From the original questioner:
From what I have seen, many CNC manufacturers are using FPZ regen blowers for vac hold down. Are you saying this should not be done at all? And why?

From contributor E:
It is done primarily because of cost in order to keep machines in the under $50,000.00 price range. Vacuum pump selection should be determined by the application, not a price point. In the long run it costs the end user more in time, wasted material and the eventual upgrade to a style of pump that is effective.

From contributor W:
Some of it has to do with the speed of the spoilboard cutter. The way it was explained to me was the faster you move the cutter across the surface, the better it will be.
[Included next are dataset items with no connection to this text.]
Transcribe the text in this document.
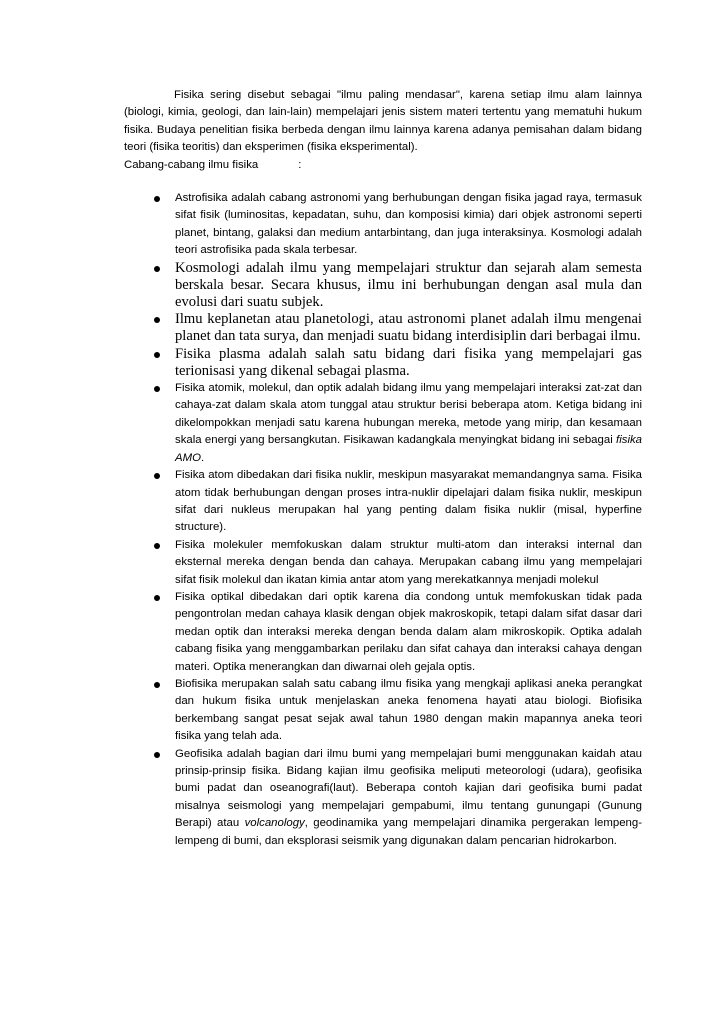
Fisika sering disebut sebagai "ilmu paling mendasar", karena setiap ilmu alam lainnya (biologi, kimia, geologi, dan lain-lain) mempelajari jenis sistem materi tertentu yang mematuhi hukum fisika. Budaya penelitian fisika berbeda dengan ilmu lainnya karena adanya pemisahan dalam bidang teori (fisika teoritis) dan eksperimen (fisika eksperimental).

Cabang-cabang ilmu fisika	:

Astrofisika adalah cabang astronomi yang berhubungan dengan fisika jagad raya, termasuk sifat fisik (luminositas, kepadatan, suhu, dan komposisi kimia) dari objek astronomi seperti planet, bintang, galaksi dan medium antarbintang, dan juga interaksinya. Kosmologi adalah teori astrofisika pada skala terbesar.
Kosmologi adalah ilmu yang mempelajari struktur dan sejarah alam semesta berskala besar. Secara khusus, ilmu ini berhubungan dengan asal mula dan evolusi dari suatu subjek.
Ilmu keplanetan atau planetologi, atau astronomi planet adalah ilmu mengenai planet dan tata surya, dan menjadi suatu bidang interdisiplin dari berbagai ilmu.
Fisika plasma adalah salah satu bidang dari fisika yang mempelajari gas terionisasi yang dikenal sebagai plasma.
Fisika atomik, molekul, dan optik adalah bidang ilmu yang mempelajari interaksi zat-zat dan cahaya-zat dalam skala atom tunggal atau struktur berisi beberapa atom. Ketiga bidang ini dikelompokkan menjadi satu karena hubungan mereka, metode yang mirip, dan kesamaan skala energi yang bersangkutan. Fisikawan kadangkala menyingkat bidang ini sebagai fisika AMO.
Fisika atom dibedakan dari fisika nuklir, meskipun masyarakat memandangnya sama. Fisika atom tidak berhubungan dengan proses intra-nuklir dipelajari dalam fisika nuklir, meskipun sifat dari nukleus merupakan hal yang penting dalam fisika nuklir (misal, hyperfine structure).
Fisika molekuler memfokuskan dalam struktur multi-atom dan interaksi internal dan eksternal mereka dengan benda dan cahaya. Merupakan cabang ilmu yang mempelajari sifat fisik molekul dan ikatan kimia antar atom yang merekatkannya menjadi molekul
Fisika optikal dibedakan dari optik karena dia condong untuk memfokuskan tidak pada pengontrolan medan cahaya klasik dengan objek makroskopik, tetapi dalam sifat dasar dari medan optik dan interaksi mereka dengan benda dalam alam mikroskopik. Optika adalah cabang fisika yang menggambarkan perilaku dan sifat cahaya dan interaksi cahaya dengan materi. Optika menerangkan dan diwarnai oleh gejala optis.
Biofisika merupakan salah satu cabang ilmu fisika yang mengkaji aplikasi aneka perangkat dan hukum fisika untuk menjelaskan aneka fenomena hayati atau biologi. Biofisika berkembang sangat pesat sejak awal tahun 1980 dengan makin mapannya aneka teori fisika yang telah ada.
Geofisika adalah bagian dari ilmu bumi yang mempelajari bumi menggunakan kaidah atau prinsip-prinsip fisika. Bidang kajian ilmu geofisika meliputi meteorologi (udara), geofisika bumi padat dan oseanografi(laut). Beberapa contoh kajian dari geofisika bumi padat misalnya seismologi yang mempelajari gempabumi, ilmu tentang gunungapi (Gunung Berapi) atau volcanology, geodinamika yang mempelajari dinamika pergerakan lempeng-lempeng di bumi, dan eksplorasi seismik yang digunakan dalam pencarian hidrokarbon.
Also try using regular MDF, not the ultra light, and surface both sides.

From the original questioner:
Success! After making some changes using several of the recommendations posted here, I have just gotten excellent results cutting out some of these tricky parts.

Here is what I did to get good results:
Sealed the edges of my spoilboard stock.
Surfaced both sides of the ultra light MDF.
Changed from top of material z zero to top of spoil board (gets a more accurate onion skin).
Make first pass profile cut on all parts before cutting through.
Onion skin is .04 instead of .125.

Thanks for the help!

From contributor B:
Glad to hear you got it working. Were you onion skinning all the parts before cutting any through when you were having parts move? I had a similar thing cutting pre-finished 1/2" ply drawer parts, and that is the primary change I made that solved it for me.

From the original questioner:
At first I was 2 pass cutting the parts individually, then figured out how to change the cutting order and cut the first deeper cut on all parts, then do the final pass of .04, but I was still having trouble with movement and added the other fixes which work very well. I am surfacing the spoilboard more frequently with drawer parts now as well.